Moya here. I, along with some other folks who watched the last episode of the Misadventures of Awkward Black Girl, my favorite web show, were jarred with the use of a particular slur that’s generally directed at trans women. We wrote an open letter voicing our concerns and I posted it to the CFC tumblr. Since then some folks thought, my bad, that the CFC wrote this letter together. No, just me, forever letter writer, and instigator.

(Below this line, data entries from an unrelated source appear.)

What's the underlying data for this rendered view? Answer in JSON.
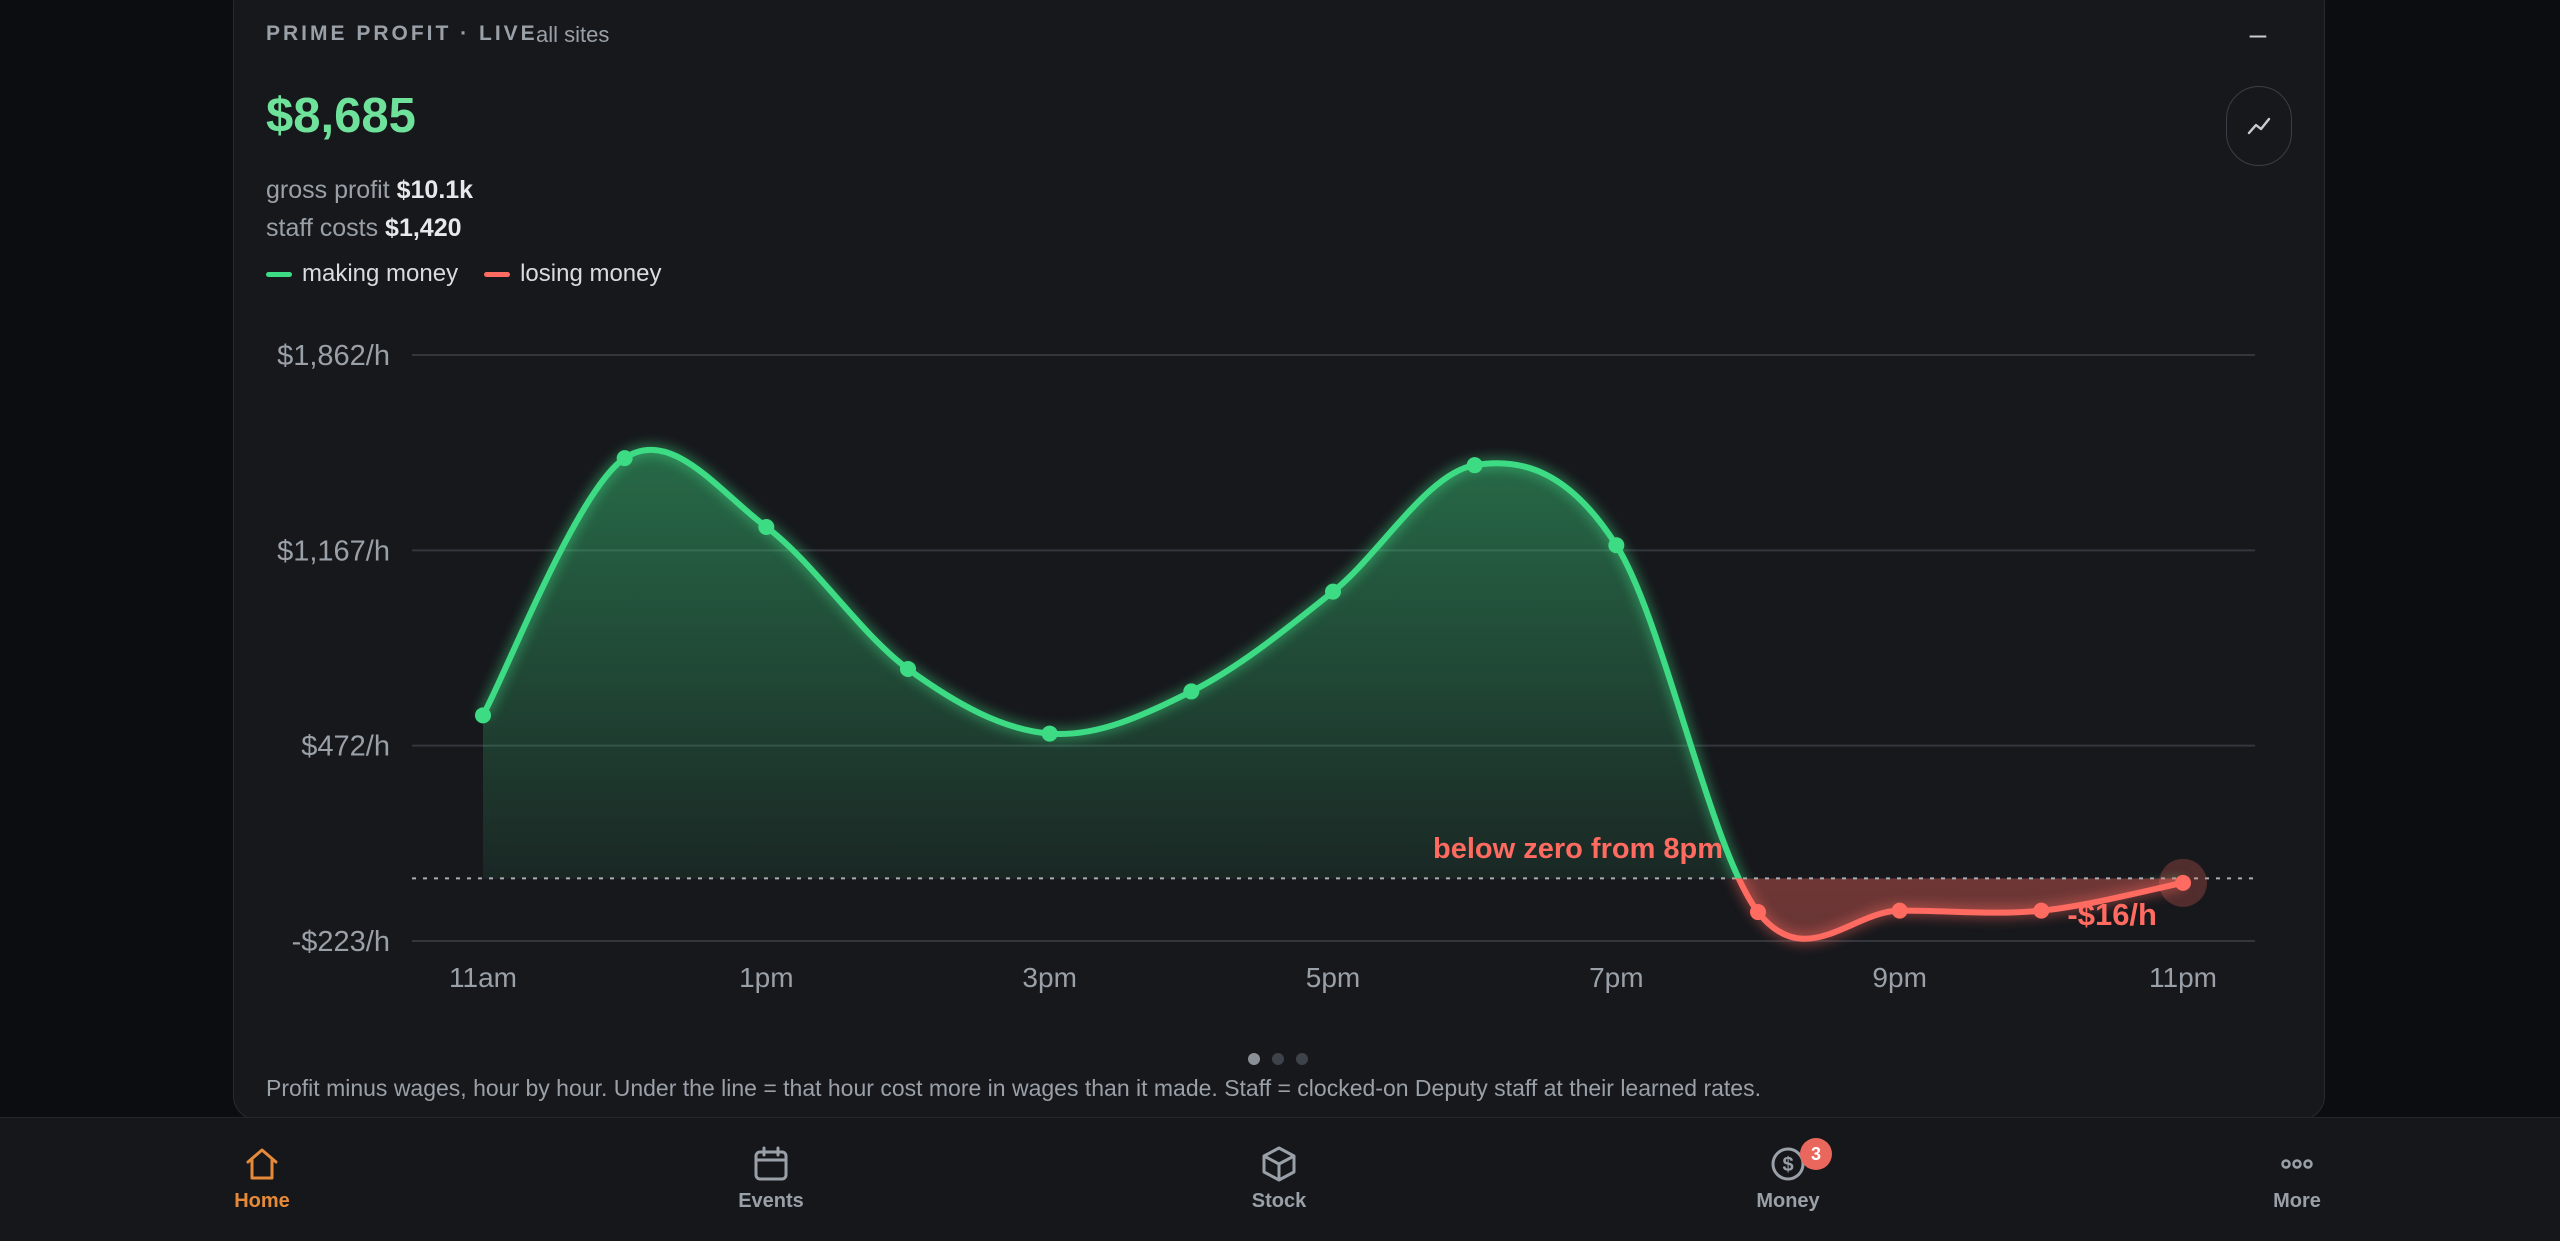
{
  "card": {
    "title": "PRIME PROFIT · LIVE",
    "scope": "all sites",
    "collapse_label": "–",
    "chart_toggle_icon": "line-chart-icon",
    "headline_value": "$8,685",
    "gross_profit_label": "gross profit",
    "gross_profit_value": "$10.1k",
    "staff_costs_label": "staff costs",
    "staff_costs_value": "$1,420",
    "legend": [
      {
        "label": "making money",
        "color": "#3ddc84"
      },
      {
        "label": "losing money",
        "color": "#ff6b61"
      }
    ],
    "footnote": "Profit minus wages, hour by hour. Under the line = that hour cost more in wages than it made. Staff = clocked-on Deputy staff at their learned rates.",
    "page_dots": {
      "count": 3,
      "active": 0
    }
  },
  "chart_data": {
    "type": "area",
    "x": [
      "11am",
      "12pm",
      "1pm",
      "2pm",
      "3pm",
      "4pm",
      "5pm",
      "6pm",
      "7pm",
      "8pm",
      "9pm",
      "10pm",
      "11pm"
    ],
    "xtick_labels": [
      "11am",
      "1pm",
      "3pm",
      "5pm",
      "7pm",
      "9pm",
      "11pm"
    ],
    "values": [
      580,
      1495,
      1250,
      745,
      515,
      665,
      1020,
      1470,
      1185,
      -120,
      -115,
      -115,
      -16
    ],
    "ylim": [
      -223,
      1862
    ],
    "ytick_values": [
      -223,
      472,
      1167,
      1862
    ],
    "ytick_labels": [
      "-$223/h",
      "$472/h",
      "$1,167/h",
      "$1,862/h"
    ],
    "zero_line": true,
    "positive_color": "#3ddc84",
    "negative_color": "#ff6b61",
    "annotation": "below zero from 8pm",
    "last_value_label": "-$16/h"
  },
  "nav": [
    {
      "label": "Home",
      "icon": "home-icon",
      "active": true
    },
    {
      "label": "Events",
      "icon": "calendar-icon",
      "active": false
    },
    {
      "label": "Stock",
      "icon": "box-icon",
      "active": false
    },
    {
      "label": "Money",
      "icon": "dollar-icon",
      "active": false,
      "badge": "3"
    },
    {
      "label": "More",
      "icon": "more-dots-icon",
      "active": false
    }
  ]
}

You’d think that previous experience would teach me that my critiques of pop culture are often misread and that I should expect a clap back. I honestly thought this would be different because the letter writers were coming from a place of love and appreciation. We were/are fans. Since the first episode we’ve been saying “You get me!” And I think that’s why we were hopeful that a letter like ours, with a non-demonizing tone, might be a welcome invitation to consider how folks are taking in some of the comedic material.
I totally believe in free speech in folks saying whatever they feel. Folks have the right always to create what they want to and use whatever language works for them. But doesn’t that mean I/we have the right to respond? I’m not trying to create a world where people have to speak a certain way, where language is policed. But doesn’t creative license necessarily generate feedback and reception? In the Brilliant word of CF Crunktastic, “When did love ever mean the absence of critique?”
I signed my name because I want to be accountable for the impact of my words on others. I’m only asking that others be open to hearing when that impact happens.